Storm Preparation

As storm season is upon us, Larry Abbott of Abbott Contracting recommends you make any preparations that can minimize injury and property damage. Households, utilities, and businesses should plan for disaster before hurricane season starts, or make any possible preparations when a hurricane is predicted.

For storm preparation a basic emergency kit should include:

  • Water- one gallon per person per day for at least 3 days
  • Food – At least a three day supply of non-perishable food
  • Battery powered or hand crank radio, , and a NOAA weather radio
  • Flashlights
  • First aid kit
  • Whistle to signal for help
  • Manual can opener
  • Garbage bags moist towlettes
  • Pliers and wrenches to turn off utilities
  • Dust mask
  • Cell phone with chargers and backup battery

After assembling your kit remember to maintain it so it’s ready when needed:

  • Keep canned food in a cool, dry place
  • Store boxed food in tightly closed plastic or metal containers
  • Replace expired items as needed
  • Re-think your needs every year and update your kit as your family’s needs change.

*Above information obtained by Ready.gov

More considerations:

If your drinking water is from a private well, know your state or local contacts for inspecting the safety your drinking water after a flood. Keep at least a 3-day drinking water supply per person -and don’t forget pets. 

If your home is on a septic system, know who to call to have it inspected after a flood, before you use it. 

Contractors need to use lead-safe work practices on emergency renovations on homes or buildings built before 1978. Activities such as sanding, cutting, and demolition can create lead-based paint hazards. Lead-contaminated dust is harmful to adults, particularly pregnant women, and children. 

Know ahead of time where you would run a generator. Generator exhaust is toxic and can sicken or kill you. Always put generators outside well away from doors, windows, and vents. Never use a generator inside a home, basement, garage, crawlspace, tent, shed, or any other indoor or enclosed area. Carbon monoxide (CO) is deadly, can build up quickly, and linger for hours.

After the flood, remove standing water and dry indoor areas. Remove and Disasters can generate tons of debris, including building rubble, soil and sediments, green waste (e.g.., trees and shrubs), personal property, ash, and charred wood. Discard anything that has been wet for more than 24-48 hours.

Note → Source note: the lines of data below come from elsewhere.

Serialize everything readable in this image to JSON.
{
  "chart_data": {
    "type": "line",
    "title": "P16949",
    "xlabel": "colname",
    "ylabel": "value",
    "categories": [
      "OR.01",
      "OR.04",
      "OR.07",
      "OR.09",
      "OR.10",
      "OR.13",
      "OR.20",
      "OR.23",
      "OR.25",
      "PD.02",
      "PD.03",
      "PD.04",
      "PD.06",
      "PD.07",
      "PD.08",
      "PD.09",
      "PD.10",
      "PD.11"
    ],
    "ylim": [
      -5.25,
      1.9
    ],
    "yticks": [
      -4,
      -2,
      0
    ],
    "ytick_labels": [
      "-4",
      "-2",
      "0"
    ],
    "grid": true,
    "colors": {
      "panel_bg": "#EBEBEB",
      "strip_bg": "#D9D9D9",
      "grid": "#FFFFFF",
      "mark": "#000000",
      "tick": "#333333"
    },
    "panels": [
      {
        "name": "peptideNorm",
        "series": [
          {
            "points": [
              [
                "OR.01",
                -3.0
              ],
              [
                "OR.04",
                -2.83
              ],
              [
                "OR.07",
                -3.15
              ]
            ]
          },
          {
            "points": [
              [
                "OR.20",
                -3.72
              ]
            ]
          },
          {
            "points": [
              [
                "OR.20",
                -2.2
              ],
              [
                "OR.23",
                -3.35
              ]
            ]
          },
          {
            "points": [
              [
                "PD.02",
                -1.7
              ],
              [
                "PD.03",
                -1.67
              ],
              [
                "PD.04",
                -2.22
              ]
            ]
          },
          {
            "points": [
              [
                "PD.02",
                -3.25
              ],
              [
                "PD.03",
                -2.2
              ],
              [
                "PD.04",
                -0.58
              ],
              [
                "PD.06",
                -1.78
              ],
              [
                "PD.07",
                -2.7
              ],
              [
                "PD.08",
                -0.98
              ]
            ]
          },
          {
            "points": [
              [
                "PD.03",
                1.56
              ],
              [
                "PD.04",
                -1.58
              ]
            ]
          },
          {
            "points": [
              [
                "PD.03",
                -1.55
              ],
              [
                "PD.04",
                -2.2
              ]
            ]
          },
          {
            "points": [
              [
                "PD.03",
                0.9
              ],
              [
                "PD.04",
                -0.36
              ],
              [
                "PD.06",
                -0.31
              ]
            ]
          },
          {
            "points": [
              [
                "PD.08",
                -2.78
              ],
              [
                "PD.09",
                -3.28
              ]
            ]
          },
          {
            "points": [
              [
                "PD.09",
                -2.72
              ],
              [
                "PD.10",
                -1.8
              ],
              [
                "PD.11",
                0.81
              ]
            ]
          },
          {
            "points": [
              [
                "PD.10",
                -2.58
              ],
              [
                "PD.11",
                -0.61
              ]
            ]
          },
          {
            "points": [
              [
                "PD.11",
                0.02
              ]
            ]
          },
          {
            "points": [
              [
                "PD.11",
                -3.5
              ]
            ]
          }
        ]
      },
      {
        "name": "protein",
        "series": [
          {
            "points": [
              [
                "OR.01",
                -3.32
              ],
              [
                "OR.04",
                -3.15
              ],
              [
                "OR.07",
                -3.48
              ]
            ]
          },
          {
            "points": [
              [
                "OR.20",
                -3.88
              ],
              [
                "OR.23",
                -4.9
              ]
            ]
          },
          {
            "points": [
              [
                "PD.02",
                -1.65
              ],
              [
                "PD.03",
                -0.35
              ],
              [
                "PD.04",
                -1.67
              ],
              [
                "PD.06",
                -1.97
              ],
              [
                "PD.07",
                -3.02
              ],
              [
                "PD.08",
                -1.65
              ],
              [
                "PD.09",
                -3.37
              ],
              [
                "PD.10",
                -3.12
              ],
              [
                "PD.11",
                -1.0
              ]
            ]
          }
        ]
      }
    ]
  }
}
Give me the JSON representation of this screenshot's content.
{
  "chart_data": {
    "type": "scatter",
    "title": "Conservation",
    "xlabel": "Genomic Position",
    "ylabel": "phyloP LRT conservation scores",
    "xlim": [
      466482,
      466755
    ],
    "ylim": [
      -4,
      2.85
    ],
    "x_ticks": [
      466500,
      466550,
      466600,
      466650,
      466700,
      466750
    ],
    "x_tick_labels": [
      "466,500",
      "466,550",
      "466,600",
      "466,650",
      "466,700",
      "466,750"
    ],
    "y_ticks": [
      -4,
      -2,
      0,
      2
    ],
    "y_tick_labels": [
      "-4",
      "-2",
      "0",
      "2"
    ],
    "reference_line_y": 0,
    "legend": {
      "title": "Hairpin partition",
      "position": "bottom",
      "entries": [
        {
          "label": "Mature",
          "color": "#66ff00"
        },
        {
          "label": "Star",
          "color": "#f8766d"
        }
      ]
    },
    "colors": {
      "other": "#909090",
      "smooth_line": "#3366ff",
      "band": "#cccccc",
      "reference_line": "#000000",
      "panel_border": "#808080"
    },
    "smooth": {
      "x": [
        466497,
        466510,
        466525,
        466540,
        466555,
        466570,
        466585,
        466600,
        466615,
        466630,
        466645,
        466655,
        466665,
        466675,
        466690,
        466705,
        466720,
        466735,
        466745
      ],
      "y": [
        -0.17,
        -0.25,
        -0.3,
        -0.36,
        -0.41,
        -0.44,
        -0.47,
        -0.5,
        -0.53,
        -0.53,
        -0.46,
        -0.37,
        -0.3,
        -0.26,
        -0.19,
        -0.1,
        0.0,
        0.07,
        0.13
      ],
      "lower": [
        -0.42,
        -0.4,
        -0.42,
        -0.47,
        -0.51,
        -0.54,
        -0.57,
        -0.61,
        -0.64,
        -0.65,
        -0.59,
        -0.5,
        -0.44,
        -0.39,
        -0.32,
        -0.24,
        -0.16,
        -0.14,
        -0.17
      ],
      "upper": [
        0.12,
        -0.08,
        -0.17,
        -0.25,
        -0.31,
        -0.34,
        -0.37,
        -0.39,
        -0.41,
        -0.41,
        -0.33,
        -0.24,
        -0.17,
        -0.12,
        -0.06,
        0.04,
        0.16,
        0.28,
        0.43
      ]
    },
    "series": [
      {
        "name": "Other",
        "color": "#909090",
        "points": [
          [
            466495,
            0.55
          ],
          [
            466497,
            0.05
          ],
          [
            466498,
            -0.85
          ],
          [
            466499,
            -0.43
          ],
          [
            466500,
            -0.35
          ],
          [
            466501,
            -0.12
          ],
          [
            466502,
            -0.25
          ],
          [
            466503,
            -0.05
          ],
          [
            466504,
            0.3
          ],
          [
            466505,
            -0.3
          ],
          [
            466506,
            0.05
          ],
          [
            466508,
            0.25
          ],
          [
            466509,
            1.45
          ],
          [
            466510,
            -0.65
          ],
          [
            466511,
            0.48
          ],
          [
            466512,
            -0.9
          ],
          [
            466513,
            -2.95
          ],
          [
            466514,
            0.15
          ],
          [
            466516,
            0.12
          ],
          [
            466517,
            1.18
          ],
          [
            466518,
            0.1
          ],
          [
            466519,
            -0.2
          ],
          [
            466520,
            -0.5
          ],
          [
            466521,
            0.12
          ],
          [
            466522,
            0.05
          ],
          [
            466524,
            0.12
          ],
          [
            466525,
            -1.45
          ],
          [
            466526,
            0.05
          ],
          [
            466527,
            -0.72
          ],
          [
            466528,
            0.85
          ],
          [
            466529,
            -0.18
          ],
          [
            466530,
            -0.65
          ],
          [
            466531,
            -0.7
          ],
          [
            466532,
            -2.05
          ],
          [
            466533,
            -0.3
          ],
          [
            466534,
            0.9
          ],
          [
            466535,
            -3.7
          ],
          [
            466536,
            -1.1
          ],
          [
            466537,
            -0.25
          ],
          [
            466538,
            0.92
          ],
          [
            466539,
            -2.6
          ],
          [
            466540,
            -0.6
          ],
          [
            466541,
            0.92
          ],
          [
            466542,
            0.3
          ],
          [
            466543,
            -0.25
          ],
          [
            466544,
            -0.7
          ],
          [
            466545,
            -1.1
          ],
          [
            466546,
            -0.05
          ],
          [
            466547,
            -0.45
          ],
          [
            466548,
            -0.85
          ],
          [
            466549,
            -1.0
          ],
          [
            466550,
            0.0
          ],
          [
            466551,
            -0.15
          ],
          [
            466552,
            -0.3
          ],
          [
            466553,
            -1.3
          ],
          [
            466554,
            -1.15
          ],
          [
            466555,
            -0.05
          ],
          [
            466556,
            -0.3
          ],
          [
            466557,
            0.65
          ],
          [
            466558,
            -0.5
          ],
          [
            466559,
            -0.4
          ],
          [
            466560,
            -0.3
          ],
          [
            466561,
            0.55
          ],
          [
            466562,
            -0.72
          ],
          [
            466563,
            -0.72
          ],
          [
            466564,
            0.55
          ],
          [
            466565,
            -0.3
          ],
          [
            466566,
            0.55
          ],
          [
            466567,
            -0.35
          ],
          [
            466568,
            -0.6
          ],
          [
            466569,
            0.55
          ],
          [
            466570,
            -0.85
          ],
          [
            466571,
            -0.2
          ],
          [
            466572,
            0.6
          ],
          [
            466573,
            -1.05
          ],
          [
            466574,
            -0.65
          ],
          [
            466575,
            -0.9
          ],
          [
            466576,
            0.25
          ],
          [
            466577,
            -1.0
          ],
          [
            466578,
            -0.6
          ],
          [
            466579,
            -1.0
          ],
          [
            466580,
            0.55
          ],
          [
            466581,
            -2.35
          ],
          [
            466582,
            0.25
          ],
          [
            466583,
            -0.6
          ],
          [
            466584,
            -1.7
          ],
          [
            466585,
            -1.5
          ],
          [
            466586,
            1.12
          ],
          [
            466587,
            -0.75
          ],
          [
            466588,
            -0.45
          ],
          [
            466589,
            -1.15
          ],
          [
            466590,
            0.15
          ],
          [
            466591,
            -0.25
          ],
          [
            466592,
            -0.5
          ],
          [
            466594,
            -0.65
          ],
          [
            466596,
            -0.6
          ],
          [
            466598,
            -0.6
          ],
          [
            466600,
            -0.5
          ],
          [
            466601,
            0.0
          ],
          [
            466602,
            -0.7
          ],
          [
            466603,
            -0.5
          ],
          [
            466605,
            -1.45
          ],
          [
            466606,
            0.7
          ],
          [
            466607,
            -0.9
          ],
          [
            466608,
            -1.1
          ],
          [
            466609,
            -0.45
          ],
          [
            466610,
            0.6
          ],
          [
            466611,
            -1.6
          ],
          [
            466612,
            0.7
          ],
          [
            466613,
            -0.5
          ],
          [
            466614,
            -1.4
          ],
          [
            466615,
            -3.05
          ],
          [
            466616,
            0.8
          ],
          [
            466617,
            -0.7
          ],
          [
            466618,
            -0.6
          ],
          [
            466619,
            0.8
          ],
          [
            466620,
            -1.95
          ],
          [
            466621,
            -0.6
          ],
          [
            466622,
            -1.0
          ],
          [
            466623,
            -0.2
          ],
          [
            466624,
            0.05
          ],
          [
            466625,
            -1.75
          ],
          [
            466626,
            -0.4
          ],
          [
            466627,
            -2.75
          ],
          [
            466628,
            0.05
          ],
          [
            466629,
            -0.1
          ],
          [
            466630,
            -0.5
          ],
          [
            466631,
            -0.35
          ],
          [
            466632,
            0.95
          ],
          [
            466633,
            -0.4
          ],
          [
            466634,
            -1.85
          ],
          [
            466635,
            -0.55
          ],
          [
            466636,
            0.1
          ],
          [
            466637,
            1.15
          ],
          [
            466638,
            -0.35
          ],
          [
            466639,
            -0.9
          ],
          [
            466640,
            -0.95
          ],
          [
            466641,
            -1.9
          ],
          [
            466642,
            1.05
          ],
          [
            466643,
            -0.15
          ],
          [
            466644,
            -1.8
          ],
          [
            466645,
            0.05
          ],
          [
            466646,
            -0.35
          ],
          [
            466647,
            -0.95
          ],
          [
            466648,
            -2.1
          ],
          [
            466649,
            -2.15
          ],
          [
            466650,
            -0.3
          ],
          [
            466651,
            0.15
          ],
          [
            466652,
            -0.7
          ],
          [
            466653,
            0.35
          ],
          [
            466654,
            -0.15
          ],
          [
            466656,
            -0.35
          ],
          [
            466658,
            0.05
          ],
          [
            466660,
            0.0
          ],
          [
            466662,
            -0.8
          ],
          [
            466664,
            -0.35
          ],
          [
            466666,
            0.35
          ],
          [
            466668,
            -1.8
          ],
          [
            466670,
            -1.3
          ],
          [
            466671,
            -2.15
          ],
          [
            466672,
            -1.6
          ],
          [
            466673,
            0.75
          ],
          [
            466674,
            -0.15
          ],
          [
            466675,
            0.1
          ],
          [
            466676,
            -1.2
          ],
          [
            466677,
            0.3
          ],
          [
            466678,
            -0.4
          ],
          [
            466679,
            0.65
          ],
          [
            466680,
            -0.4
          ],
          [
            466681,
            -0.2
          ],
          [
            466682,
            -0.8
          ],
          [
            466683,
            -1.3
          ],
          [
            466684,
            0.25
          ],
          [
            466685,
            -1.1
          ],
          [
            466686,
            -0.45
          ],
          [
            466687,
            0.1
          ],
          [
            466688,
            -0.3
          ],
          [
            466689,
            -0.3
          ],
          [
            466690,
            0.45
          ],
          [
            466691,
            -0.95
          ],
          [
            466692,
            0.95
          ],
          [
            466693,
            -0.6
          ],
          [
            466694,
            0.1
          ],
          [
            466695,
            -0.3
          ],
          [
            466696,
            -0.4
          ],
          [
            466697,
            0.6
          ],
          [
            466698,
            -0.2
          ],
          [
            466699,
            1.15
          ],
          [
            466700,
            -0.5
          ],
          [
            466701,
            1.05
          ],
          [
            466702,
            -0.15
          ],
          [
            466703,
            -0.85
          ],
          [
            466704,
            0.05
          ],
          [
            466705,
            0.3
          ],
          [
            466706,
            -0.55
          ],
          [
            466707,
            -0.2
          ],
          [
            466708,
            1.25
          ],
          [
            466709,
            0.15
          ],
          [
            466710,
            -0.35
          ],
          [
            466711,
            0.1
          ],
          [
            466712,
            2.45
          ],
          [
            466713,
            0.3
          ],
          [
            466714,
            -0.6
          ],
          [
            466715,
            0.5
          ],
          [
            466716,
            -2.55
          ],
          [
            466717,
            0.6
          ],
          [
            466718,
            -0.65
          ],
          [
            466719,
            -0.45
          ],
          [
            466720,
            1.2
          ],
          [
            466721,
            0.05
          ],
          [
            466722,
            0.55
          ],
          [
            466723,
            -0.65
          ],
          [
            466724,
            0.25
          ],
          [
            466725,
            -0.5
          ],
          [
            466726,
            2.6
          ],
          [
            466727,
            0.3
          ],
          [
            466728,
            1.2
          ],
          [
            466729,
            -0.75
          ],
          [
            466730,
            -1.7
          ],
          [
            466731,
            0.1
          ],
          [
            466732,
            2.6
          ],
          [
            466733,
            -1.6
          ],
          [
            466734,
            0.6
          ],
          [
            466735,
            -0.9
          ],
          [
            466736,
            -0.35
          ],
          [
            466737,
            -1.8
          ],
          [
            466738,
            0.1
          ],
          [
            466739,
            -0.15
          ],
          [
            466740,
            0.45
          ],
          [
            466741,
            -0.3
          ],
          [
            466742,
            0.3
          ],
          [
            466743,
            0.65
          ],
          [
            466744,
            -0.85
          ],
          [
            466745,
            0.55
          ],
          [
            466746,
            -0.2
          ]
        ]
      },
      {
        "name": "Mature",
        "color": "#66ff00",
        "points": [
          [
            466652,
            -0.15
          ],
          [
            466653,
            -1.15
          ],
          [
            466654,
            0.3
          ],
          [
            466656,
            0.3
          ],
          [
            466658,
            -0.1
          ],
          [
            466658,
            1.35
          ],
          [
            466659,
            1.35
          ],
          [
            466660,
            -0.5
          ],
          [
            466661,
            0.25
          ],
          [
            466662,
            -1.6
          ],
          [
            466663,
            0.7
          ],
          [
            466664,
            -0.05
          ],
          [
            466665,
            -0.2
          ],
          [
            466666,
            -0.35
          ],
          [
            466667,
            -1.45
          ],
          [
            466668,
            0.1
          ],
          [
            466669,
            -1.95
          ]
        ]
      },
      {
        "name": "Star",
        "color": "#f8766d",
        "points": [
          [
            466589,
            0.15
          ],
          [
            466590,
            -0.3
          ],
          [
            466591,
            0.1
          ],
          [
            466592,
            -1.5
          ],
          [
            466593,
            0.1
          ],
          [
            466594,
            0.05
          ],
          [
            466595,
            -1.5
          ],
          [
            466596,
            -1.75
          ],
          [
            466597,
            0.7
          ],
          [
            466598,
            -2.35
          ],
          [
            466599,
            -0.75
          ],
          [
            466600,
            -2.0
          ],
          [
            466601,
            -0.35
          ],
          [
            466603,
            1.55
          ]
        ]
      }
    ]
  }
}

Anyone working on demolition, removal, and cleanup of building debris need to be aware of any asbestos and how to handle asbestos materials properly. People exposed to asbestos dust can develop serious lung health problems including asbestosis, lung cancer and mesothelioma. Although the use of asbestos has dramatically decreased in recent years, it is still found in many residential and commercial buildings and can pose a serious health risk.